The results of the bending test showed that the loads of the specimens in the three groups increased as the displacement increased, which was consistent with the larger displacement caused by a larger load. The loads in the AF group and PF group were significantly higher than that of the I group in terms of unit-loading displacement in the flexion, extension and lateral bending directions, which may be related to the buffering effect of the intervertebral disc in the I group. Moreover, the results also showed that the two fixation methods could achieve better stability in the four movement directions. Under the maximum load displacement, the load of the AF group was significantly greater (P < 0.05) than that of the PF group in the flexion and left and right lateral bending directions, indicating that one-stage anterior debridement and cage implantation combined with anterior-lateral fixation by a dual screw-rod construct could achieve better stability than posterior dual screw-rod fixation in flexion and lateral bending. However, in the extension direction, the load required by the specimens of the PF group was significantly greater (P < 0.05) than that of the specimens of AF group. This finding suggested that the immediate stability of the AF group was slightly inferior to that of the PF group in extension. A possible reason for this phenomenon was that the titanium cage was located in the anterior column of the spine, and the cage provided only support and could not provide tension for the spine when it was not fused with adjacent vertebrae.
The axial torsion test showed that the load of the I group was smaller than those of the AF and PF groups under the maximum rotation angle (P < 0.05), while the loads of the latter two groups in the above direction were very similar (P > 0.05). These results showed that the disc acted as a buffer in the rotation of the spine and that both anterior fixation and posterior fixation could provide immediate stability for the lumbosacral spine in the rotation direction. The results of the axial compression test showed that the loads of the specimens in the AF and PF groups were significantly higher (P < 0.05) than that in the I group, which indicated that both fixation methods could meet the axial compression requirements of the lumbosacral spine. However, the load of the AF group was significantly higher than that of the PF group under the maximum loading displacement, indicating that the anterior fixation could better meet the axial compression requirements. The reason for this finding is that 80 to 90% of the pressure of the spine is mainly transmitted through the anterior column. The anterior fixation played a very good supporting role through the titanium cage, which enabled anterior fixation to exhibit better performance than posterior fixation under axial compression.

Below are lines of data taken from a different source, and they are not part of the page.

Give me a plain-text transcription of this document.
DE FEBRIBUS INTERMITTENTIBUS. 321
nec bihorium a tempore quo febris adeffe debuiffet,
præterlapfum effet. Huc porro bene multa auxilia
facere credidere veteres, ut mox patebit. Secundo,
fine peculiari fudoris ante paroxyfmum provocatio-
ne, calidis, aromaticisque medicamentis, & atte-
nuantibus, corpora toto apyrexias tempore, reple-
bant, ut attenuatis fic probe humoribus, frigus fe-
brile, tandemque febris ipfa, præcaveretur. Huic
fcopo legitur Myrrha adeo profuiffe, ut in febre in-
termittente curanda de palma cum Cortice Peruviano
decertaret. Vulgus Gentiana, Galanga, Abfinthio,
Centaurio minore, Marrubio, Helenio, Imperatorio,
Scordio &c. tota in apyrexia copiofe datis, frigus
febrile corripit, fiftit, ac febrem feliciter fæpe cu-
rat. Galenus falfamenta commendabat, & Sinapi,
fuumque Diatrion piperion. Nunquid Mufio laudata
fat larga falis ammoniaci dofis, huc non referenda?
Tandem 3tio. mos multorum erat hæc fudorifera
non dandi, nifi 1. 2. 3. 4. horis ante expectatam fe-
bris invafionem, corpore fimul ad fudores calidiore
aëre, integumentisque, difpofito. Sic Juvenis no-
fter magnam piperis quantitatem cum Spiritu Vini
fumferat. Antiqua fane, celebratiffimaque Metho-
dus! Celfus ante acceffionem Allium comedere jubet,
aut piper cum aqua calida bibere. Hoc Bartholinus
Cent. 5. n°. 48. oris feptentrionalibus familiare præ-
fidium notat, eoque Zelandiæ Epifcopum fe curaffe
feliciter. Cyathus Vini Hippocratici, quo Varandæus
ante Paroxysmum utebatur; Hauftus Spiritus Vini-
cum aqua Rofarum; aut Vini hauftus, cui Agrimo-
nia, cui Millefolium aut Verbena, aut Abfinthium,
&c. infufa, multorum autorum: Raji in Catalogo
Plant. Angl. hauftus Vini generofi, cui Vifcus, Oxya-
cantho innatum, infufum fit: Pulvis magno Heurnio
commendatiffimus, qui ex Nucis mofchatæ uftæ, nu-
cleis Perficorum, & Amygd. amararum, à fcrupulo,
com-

The limitations of this study must be acknowledged. First, although our results suggest that one-stage anterior debridement and cage implantation combined with anterior-lateral fixation by dual screw-rod could provide better immediate stability in the directions of flexion, extension, lateral bending, rotation and axial compression, the results should be cautiously interpreted because of the study’s low power. The use of a larger sample set should be considered in future studies. Second, the experiment only assessed the mechanical properties in vitro; the in vivo bio-safety shall be further studied.